We had always said that we didn’t care what the place looked like on the outside after all – we were going to be living in it, not looking at it. So for a while there was even talk of leaving the charmingly rustic corrugated iron and plywood that we had put up to keep the elements out.
But one day we were in the wonderful Jacobsen’s looking at wonderful things, and we saw the most wonderful thing of all – a box full of pretty pretty coloured squares. I didn’t even have to know what they were, I saw the pretty pretty colours, and wanted it immediately. Midge and James (our architect) took slightly more time to enquire what the product was, what it was for, how much it cost, and how good it was.
Turns out the box we were looking at was full of samples of a cladding material called Rodeca. And besides coming in many pretty pretty colours, this stuff seems to be awesome in all kinds of buildingy architechery weather resistant kind of ways. They build shopping malls and airports and convention centres and sports stadiums out of it. And I’m sure they’re not just choosing it because of the colours.

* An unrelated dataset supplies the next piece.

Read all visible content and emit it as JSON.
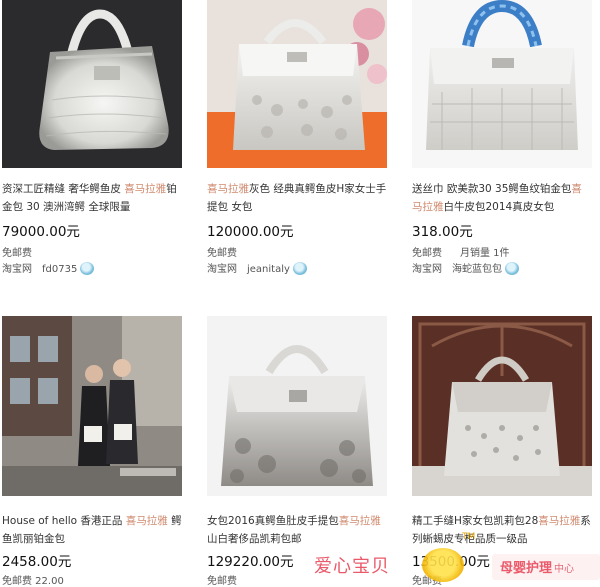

And of course, you can’t have a front wall in a lovely shade of Rodeca, and a side wall of horrible yellowy asbestos cladding or corrugated iron, we grudgingly admitted. And if we were paying to put something up on the front bit of the house, maybe we should just cover the whole place. And not having to paint the place would be a big plus. So we found another awesome buildery architectery weather resistant type thing called Nu-Wall. Which sadly for me, comes in far fewer pretty pretty colours. But maybe that is a good thing, so we don’t have to tell people that our place is “The Enormous Clown Building”.